«Напиши, напиши, напиши…» – шептали голоса в голове.
Я любила рассказывать знакомым и друзьям что-нибудь примечательно-увлекательное, жизненные анекдоты, после которых все смеются и настойчиво рекомендуют:
– Тебе нужно непременно написать об этом книгу!
«Напиши, напиши, напиши», – начинают твердить голоса в голове.
Идея, словно вирус, заражает разум, начинает строить города и передвигать горы1. Я опомниться не успела, как превратилась в «автора», который мучительно терзает листок бумаги.
Любая идея представляется простой. Всё относительно. Все врут. Все дороги ведут в Рим.
Я собиралась написать историю своей жизни, про которую «всё знаю». Мне казалось, что сделать это можно легко, быстро и безболезненно. Пока я не начала. Начала и передо мною возник тёмный лес, потом чаща, потом непроходимые топи, таёжные дебри и запутанный клубок событий.
Я бросала. Отказывалась. Утверждала, что мне это не нужно. Возвращалась снова.
… это процесс самопознания … это бесплатная психотерапия… просто «вспомню всё»…
Миллионы причин, чтобы не сделать книгу, и миллионы причин, чтобы она появилась.

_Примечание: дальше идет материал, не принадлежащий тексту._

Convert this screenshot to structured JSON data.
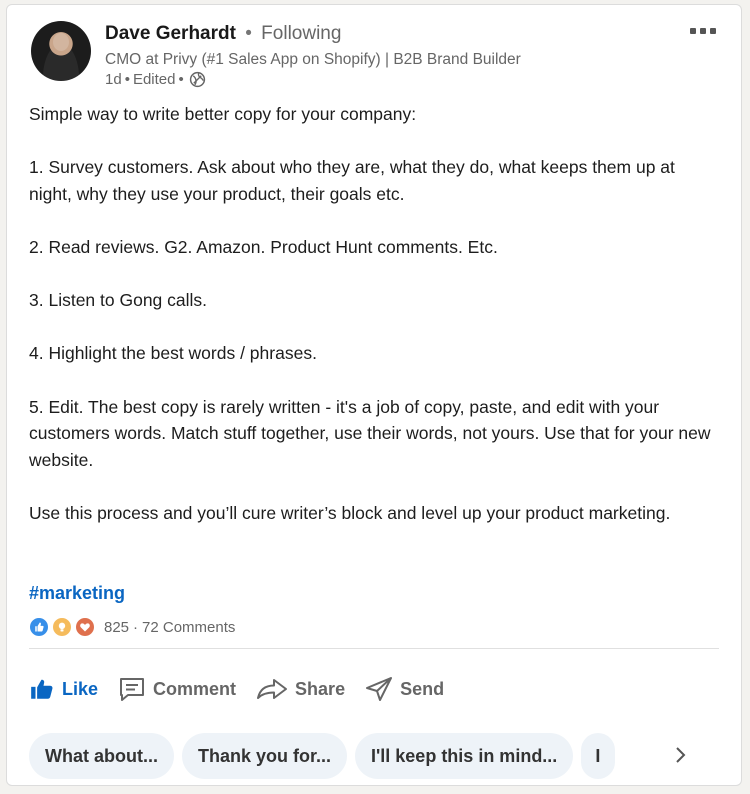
{
  "author": {
    "name": "Dave Gerhardt",
    "separator": "•",
    "follow_status": "Following",
    "headline": "CMO at Privy (#1 Sales App on Shopify) | B2B Brand Builder",
    "timestamp": "1d",
    "edited": "Edited"
  },
  "post": {
    "paragraphs": [
      "Simple way to write better copy for your company:",
      "1. Survey customers. Ask about who they are, what they do, what keeps them up at night, why they use your product, their goals etc.",
      "2. Read reviews. G2. Amazon. Product Hunt comments. Etc.",
      "3. Listen to Gong calls.",
      "4. Highlight the best words / phrases.",
      "5. Edit. The best copy is rarely written - it's a job of copy, paste, and edit with your customers words. Match stuff together, use their words, not yours. Use that for your new website.",
      "Use this process and you’ll cure writer’s block and level up your product marketing."
    ],
    "hashtag": "#marketing"
  },
  "social": {
    "reactions_count": "825",
    "separator": "·",
    "comments": "72 Comments",
    "reaction_icons": [
      "like-icon",
      "insightful-icon",
      "love-icon"
    ]
  },
  "actions": {
    "like": "Like",
    "comment": "Comment",
    "share": "Share",
    "send": "Send"
  },
  "suggested_replies": [
    "What about...",
    "Thank you for...",
    "I'll keep this in mind...",
    "I"
  ],
  "colors": {
    "accent": "#0a66c2",
    "like": "#378fe9",
    "insightful": "#f5bb5c",
    "love": "#df704d",
    "chip_bg": "#eef3f8"
  }
}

Решающий момент – однажды она стала моим спасением, эта история, которая понравится многим, а других разочарует, вызвав зевоту и недоумение. Моя книга дала мне океан сил, мужества и веры. Когда я закончила её, то подумала: неужели всё это случилось со мной? С маленькой провинциальной девочкой, у которой не было никаких шансов на выживание?
Мама называла меня Танечкой или Капелькой – наверное, потому, что всегда считала маленькой и беспомощной. Я родилась в августе 1973 года. Помню себя лет с пяти. Видимо, детство до пяти лет было настолько ужасным для моего сознания, что Бог прошёлся по нему ластиком и всё стёр.

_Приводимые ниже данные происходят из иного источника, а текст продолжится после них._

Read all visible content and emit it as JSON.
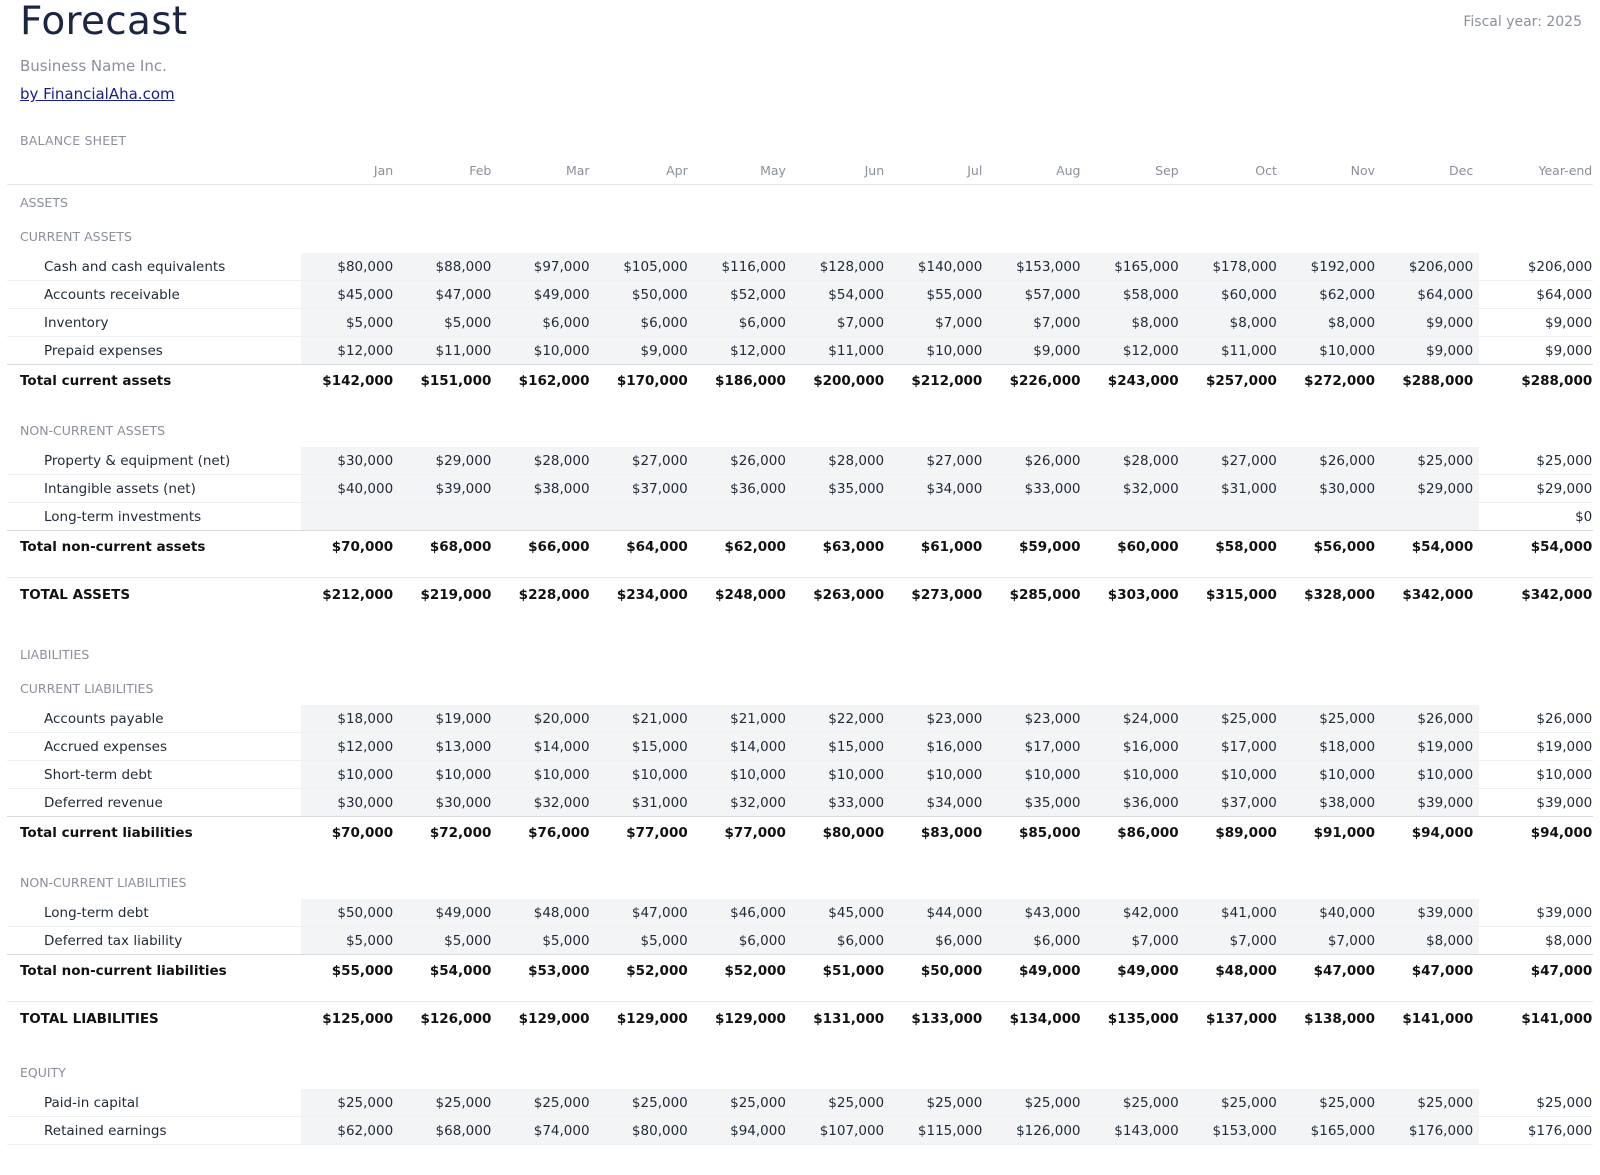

Зато мама запомнила всё: безумные бессонные ночи; кричащего от паралича ребёнка, которого невозможно накормить; я не глотала и выглядела не «как все». Без уродства, но странно.
В момент моего рождения Бог дал мне три вещи: мозги, безудержную фантазию и детский церебральный паралич в тяжёлой форме. Каждый новорождённый получает свой «набор».

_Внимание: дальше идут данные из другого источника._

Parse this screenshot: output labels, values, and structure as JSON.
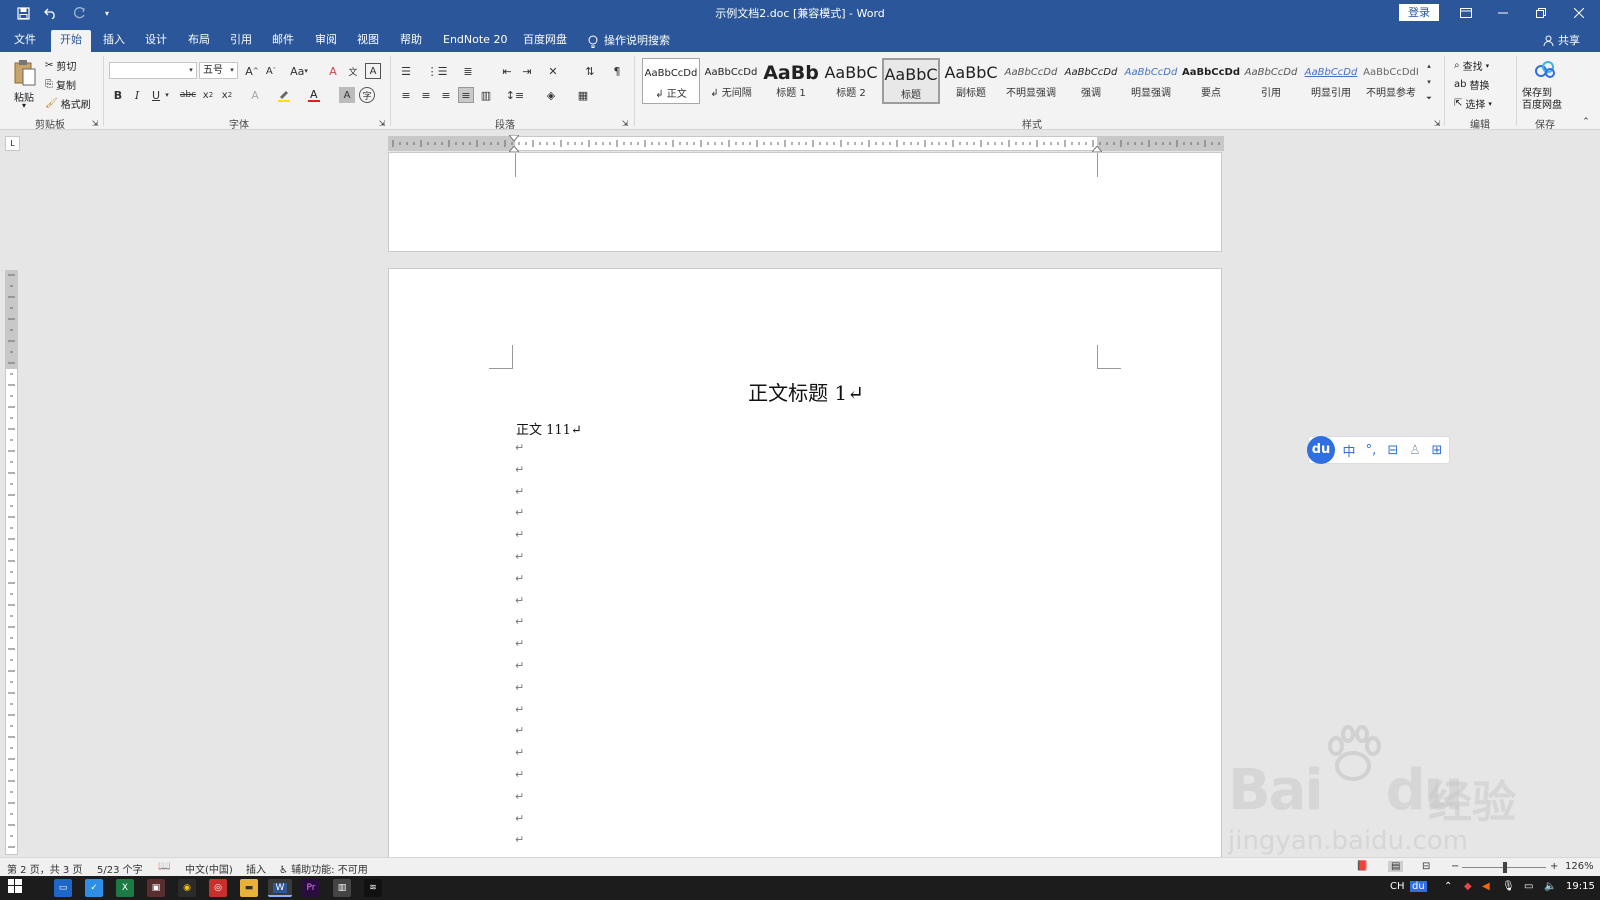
{
  "titlebar": {
    "doc_title": "示例文档2.doc [兼容模式]  -  Word",
    "login_label": "登录"
  },
  "tabs": {
    "items": [
      {
        "label": "文件"
      },
      {
        "label": "开始"
      },
      {
        "label": "插入"
      },
      {
        "label": "设计"
      },
      {
        "label": "布局"
      },
      {
        "label": "引用"
      },
      {
        "label": "邮件"
      },
      {
        "label": "审阅"
      },
      {
        "label": "视图"
      },
      {
        "label": "帮助"
      },
      {
        "label": "EndNote 20"
      },
      {
        "label": "百度网盘"
      }
    ],
    "tell_me": "操作说明搜索",
    "share": "共享"
  },
  "ribbon": {
    "clipboard": {
      "paste": "粘贴",
      "cut": "剪切",
      "copy": "复制",
      "format_painter": "格式刷",
      "label": "剪贴板"
    },
    "font": {
      "font_name": "",
      "font_size": "五号",
      "label": "字体",
      "change_case": "Aa"
    },
    "paragraph": {
      "label": "段落"
    },
    "styles": {
      "label": "样式",
      "items": [
        {
          "preview": "AaBbCcDd",
          "name": "↲ 正文"
        },
        {
          "preview": "AaBbCcDd",
          "name": "↲ 无间隔"
        },
        {
          "preview": "AaBb",
          "name": "标题 1"
        },
        {
          "preview": "AaBbC",
          "name": "标题 2"
        },
        {
          "preview": "AaBbC",
          "name": "标题"
        },
        {
          "preview": "AaBbC",
          "name": "副标题"
        },
        {
          "preview": "AaBbCcDd",
          "name": "不明显强调"
        },
        {
          "preview": "AaBbCcDd",
          "name": "强调"
        },
        {
          "preview": "AaBbCcDd",
          "name": "明显强调"
        },
        {
          "preview": "AaBbCcDd",
          "name": "要点"
        },
        {
          "preview": "AaBbCcDd",
          "name": "引用"
        },
        {
          "preview": "AaBbCcDd",
          "name": "明显引用"
        },
        {
          "preview": "AaBbCcDdI",
          "name": "不明显参考"
        }
      ]
    },
    "editing": {
      "find": "查找",
      "replace": "替换",
      "select": "选择",
      "label": "编辑"
    },
    "save": {
      "save_to": "保存到",
      "baidu_pan": "百度网盘",
      "label": "保存"
    }
  },
  "document": {
    "heading": "正文标题 1↵",
    "body_line": "正文 111↵",
    "para_mark": "↵"
  },
  "ime": {
    "logo": "du",
    "lang": "中"
  },
  "watermark": {
    "brand": "Bai",
    "brand2": "du",
    "cn": "经验",
    "url": "jingyan.baidu.com"
  },
  "statusbar": {
    "page": "第 2 页，共 3 页",
    "words": "5/23 个字",
    "language": "中文(中国)",
    "mode": "插入",
    "accessibility": "辅助功能: 不可用",
    "zoom": "126%"
  },
  "taskbar": {
    "ime_lang": "CH",
    "time": "19:15"
  },
  "colors": {
    "word_blue": "#2b579a",
    "ribbon_bg": "#f3f3f3",
    "taskbar_bg": "#1c1c1c"
  }
}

Семью я делила на два «клана»: мамин и папин.
Отец был чудовищем – пугающим и притягивающим. Высокий кареглазый брюнет, он носил очки и всенепременно нравился женщинам. По легенде нашей семьи, он переспал со всеми мамиными подругами, соседками и родственницами.
Отец родился в Ростове-на-Дону. В детстве я думала, что Ростов – это человек, предположительно мой дедушка, поскольку своего настоящего дедушку из папиного «клана» я никогда не видела.
То, что отец рассказывал о своей семье, звучало как древний эпос. Например, он описывал свою бабку-казачку, которая могла съесть ведро пирожков на завтрак. Половицы под ней трещали, когда она перемещалась по дому. Моя бабка-казачка, видимо, была разновидностью русских богатырш. По крайней мере, так выходило по словам отца.
Ещё в его эпосе были добрые фашисты во время Второй мировой войны, которые кормили отца шоколадом. Затем в редких рассказах о себе отец переходил к той части своей жизни, когда он юношей выучил наизусть всего «Евгения Онегина» и устроился в церковный хор петь на клиросе. У отца был бас.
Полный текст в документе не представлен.